In a statement recently, Shopee regional MD Ian Ho also said parents have been on the lookout for bundle deals or add-on deals by brands and retailers on the platform to enjoy more savings.

“Since the online learning session started in mid-2020, we noticed that consumer gadgets such as laptops, monitors, printers and many more that were suited for home-based learning or WFH were flying off the virtual shelves.

“Besides the push factor such as great deals during major shopping festivals, we also noted that the demand for PC and gadget for e-learning grew dramatically this round of Movement Control Order (MCO),” he said.

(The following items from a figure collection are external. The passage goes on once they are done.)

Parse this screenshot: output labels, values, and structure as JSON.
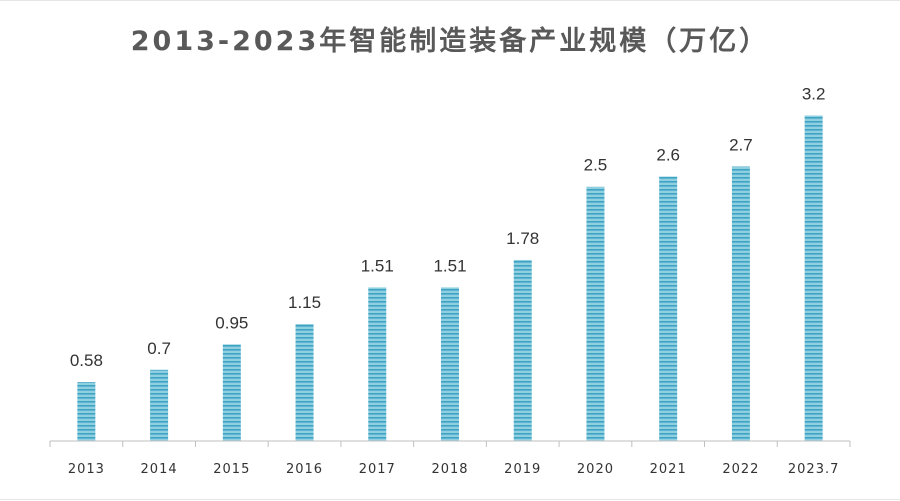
{
  "chart_data": {
    "type": "bar",
    "title": "2013-2023年智能制造装备产业规模（万亿）",
    "xlabel": "",
    "ylabel": "",
    "categories": [
      "2013",
      "2014",
      "2015",
      "2016",
      "2017",
      "2018",
      "2019",
      "2020",
      "2021",
      "2022",
      "2023.7"
    ],
    "values": [
      0.58,
      0.7,
      0.95,
      1.15,
      1.51,
      1.51,
      1.78,
      2.5,
      2.6,
      2.7,
      3.2
    ],
    "value_labels": [
      "0.58",
      "0.7",
      "0.95",
      "1.15",
      "1.51",
      "1.51",
      "1.78",
      "2.5",
      "2.6",
      "2.7",
      "3.2"
    ],
    "ylim": [
      0,
      3.5
    ],
    "grid": false,
    "legend": "none",
    "colors": {
      "bar": "#8fcfe0",
      "bar_stripe": "#3fa3c4",
      "axis": "#bfbfbf"
    }
  }
}
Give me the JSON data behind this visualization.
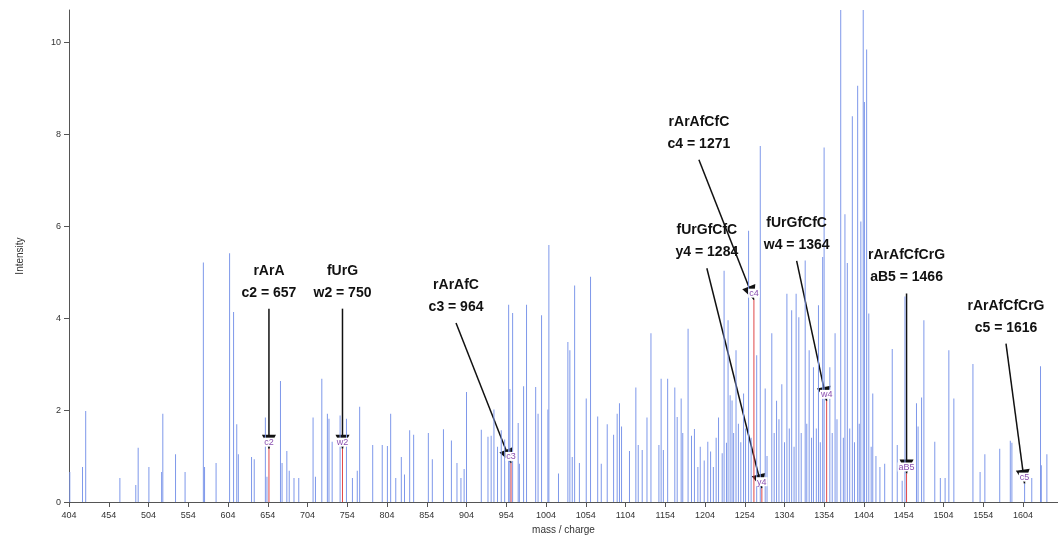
{
  "chart_data": {
    "type": "bar",
    "xlabel": "mass / charge",
    "ylabel": "Intensity",
    "xlim": [
      404,
      1648
    ],
    "ylim": [
      0,
      10.7
    ],
    "xticks": [
      404,
      454,
      504,
      554,
      604,
      654,
      704,
      754,
      804,
      854,
      904,
      954,
      1004,
      1054,
      1104,
      1154,
      1204,
      1254,
      1304,
      1354,
      1404,
      1454,
      1504,
      1554,
      1604
    ],
    "yticks": [
      0,
      2,
      4,
      6,
      8,
      10
    ],
    "grid": false,
    "series": [
      {
        "color": "#7e98ea",
        "x": [
          405,
          421,
          425,
          468,
          488,
          491,
          504.5,
          520.5,
          522,
          538,
          550,
          573,
          574.5,
          589,
          606,
          611,
          615,
          617,
          633.6,
          637,
          651,
          653,
          670,
          672,
          678,
          681,
          687,
          693,
          711,
          714,
          722,
          729,
          731,
          735,
          745,
          753,
          760.5,
          766.6,
          769.6,
          786,
          798,
          804.5,
          808.6,
          815,
          822,
          826,
          832.5,
          837.5,
          856,
          861,
          875,
          885,
          892,
          897,
          901,
          904,
          922.6,
          931,
          935,
          938.5,
          943,
          947.7,
          952,
          957,
          958.5,
          962,
          969,
          970.5,
          975.8,
          979.5,
          991,
          994,
          998.4,
          1006.4,
          1007.6,
          1019.7,
          1031.5,
          1034,
          1037,
          1040,
          1046,
          1054.6,
          1060,
          1069,
          1073.5,
          1081,
          1089,
          1093.5,
          1096.4,
          1099,
          1109,
          1117,
          1120,
          1125,
          1131,
          1136,
          1146,
          1148.8,
          1151.6,
          1157,
          1166,
          1169,
          1174,
          1176,
          1182.7,
          1187,
          1190.7,
          1195,
          1198,
          1203,
          1207.5,
          1211,
          1214.5,
          1218,
          1221,
          1225.6,
          1228,
          1231,
          1233,
          1235.6,
          1238,
          1240,
          1243,
          1246,
          1249,
          1252.5,
          1255,
          1258.8,
          1262,
          1269,
          1273.5,
          1279.7,
          1282,
          1288,
          1291,
          1294,
          1297,
          1300.6,
          1304,
          1307,
          1310,
          1313,
          1316,
          1318.6,
          1322,
          1325,
          1330,
          1332,
          1335,
          1338,
          1340.4,
          1344,
          1346.7,
          1349,
          1352,
          1353.8,
          1361,
          1364,
          1367.6,
          1370,
          1374.7,
          1378,
          1380,
          1383,
          1386,
          1389.3,
          1392,
          1396,
          1398,
          1400,
          1403,
          1404.5,
          1407.3,
          1410,
          1413,
          1415,
          1419,
          1424,
          1430,
          1439.5,
          1445.8,
          1452,
          1455.5,
          1470,
          1472,
          1476.4,
          1479.3,
          1493,
          1500,
          1506,
          1510.7,
          1517,
          1541,
          1550,
          1556,
          1574.7,
          1588,
          1590,
          1615,
          1626,
          1627,
          1634
        ],
        "values": [
          0.65,
          0.76,
          1.98,
          0.52,
          0.37,
          1.18,
          0.76,
          0.65,
          1.92,
          1.04,
          0.65,
          5.21,
          0.76,
          0.85,
          5.41,
          4.13,
          1.69,
          1.04,
          0.98,
          0.93,
          1.84,
          0.55,
          2.63,
          0.85,
          1.11,
          0.68,
          0.52,
          0.52,
          1.84,
          0.55,
          2.68,
          1.92,
          1.81,
          1.31,
          1.88,
          1.81,
          0.52,
          0.68,
          2.07,
          1.24,
          1.24,
          1.22,
          1.92,
          0.52,
          0.98,
          0.6,
          1.56,
          1.46,
          1.5,
          0.93,
          1.58,
          1.34,
          0.85,
          0.52,
          0.72,
          2.39,
          1.57,
          1.42,
          1.44,
          2.01,
          1.2,
          1.56,
          1.36,
          4.29,
          2.46,
          4.11,
          1.72,
          0.83,
          2.52,
          4.29,
          2.5,
          1.92,
          4.06,
          2.01,
          5.59,
          0.62,
          3.48,
          3.3,
          0.98,
          4.71,
          0.85,
          2.25,
          4.9,
          1.86,
          0.83,
          1.69,
          1.46,
          1.92,
          2.15,
          1.64,
          1.11,
          2.49,
          1.24,
          1.13,
          1.84,
          3.67,
          1.24,
          2.68,
          1.13,
          2.68,
          2.49,
          1.85,
          2.25,
          1.5,
          3.77,
          1.44,
          1.59,
          0.76,
          1.2,
          0.9,
          1.31,
          1.1,
          0.76,
          1.4,
          1.84,
          1.06,
          5.03,
          1.29,
          3.95,
          2.32,
          2.21,
          1.5,
          3.3,
          1.7,
          1.3,
          2.36,
          1.6,
          5.9,
          1.4,
          3.19,
          7.74,
          2.47,
          1.0,
          3.67,
          1.5,
          2.2,
          1.8,
          2.56,
          1.3,
          4.53,
          1.6,
          4.17,
          1.2,
          4.53,
          4.02,
          1.5,
          5.25,
          1.7,
          3.3,
          1.4,
          2.93,
          1.6,
          4.28,
          1.3,
          5.33,
          7.71,
          2.93,
          1.5,
          3.67,
          1.8,
          10.7,
          1.4,
          6.26,
          5.2,
          1.6,
          8.39,
          1.3,
          9.05,
          1.7,
          6.1,
          10.7,
          8.7,
          9.84,
          4.1,
          1.2,
          2.36,
          1.0,
          0.76,
          0.83,
          3.33,
          1.24,
          0.46,
          4.47,
          2.15,
          1.64,
          2.27,
          3.95,
          1.31,
          0.52,
          0.52,
          3.3,
          2.25,
          3.0,
          0.65,
          1.04,
          1.16,
          1.33,
          1.29,
          0.52,
          2.95,
          0.8,
          1.04
        ]
      },
      {
        "color": "#e04848",
        "x": [
          655.5,
          748,
          960,
          1265.5,
          1275.5,
          1357,
          1457.5,
          1606
        ],
        "values": [
          1.16,
          1.16,
          0.85,
          4.4,
          0.3,
          2.2,
          0.62,
          0.4
        ],
        "colors": [
          "#e04848",
          "#e04848",
          "#e04848",
          "#e04848",
          "#e04848",
          "#e04848",
          "#e04848",
          "#7e98ea"
        ],
        "value_labels": [
          "c2",
          "w2",
          "c3",
          "c4",
          "y4",
          "w4",
          "aB5",
          "c5"
        ]
      }
    ],
    "annotations": [
      {
        "text": "rArA\nc2 = 657",
        "x": 655.5,
        "y": 1.16
      },
      {
        "text": "fUrG\nw2 = 750",
        "x": 748,
        "y": 1.16
      },
      {
        "text": "rArAfC\nc3 = 964",
        "x": 960,
        "y": 0.85
      },
      {
        "text": "rArAfCfC\nc4 = 1271",
        "x": 1265.5,
        "y": 4.4
      },
      {
        "text": "fUrGfCfC\ny4 = 1284",
        "x": 1275.5,
        "y": 0.3
      },
      {
        "text": "fUrGfCfC\nw4 = 1364",
        "x": 1357,
        "y": 2.2
      },
      {
        "text": "rArAfCfCrG\naB5 = 1466",
        "x": 1457.5,
        "y": 0.62
      },
      {
        "text": "rArAfCfCrG\nc5 = 1616",
        "x": 1606,
        "y": 0.4
      }
    ]
  }
}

Items such as laptops, smartphones, tablets, network components, keyboards, printers and audio systems saw over 550,000 units sold on Shopee within the first five days of MCO 2.0, marking a growth of 4.5 times compared to the first five days of MCO 1.0.

For private sector employer Johanna Sobrey, however, PdPR is burning holes inside parents’ pockets as they not only need to provide a phone, laptop, or headphones, but also wireless connectivity printers.

“For MCO 2.0, we bought a tablet for our Standard 1 daughter and two pairs of Bluetooth headphones so we can help her if she does not understand the teacher,” she told TMR.

A secondary school teacher, who also wished to remain anonymous, said sometimes students are not able to refer to their digital textbooks and follow the class on Google Meet simultaneously.

“PdPR sessions get a bit complicated when students cannot check their digital textbook and look at the teacher’s presentation at the same time.

“Majority of students use handphones and not many of them can afford a laptop or tablet,” the teacher told TMR.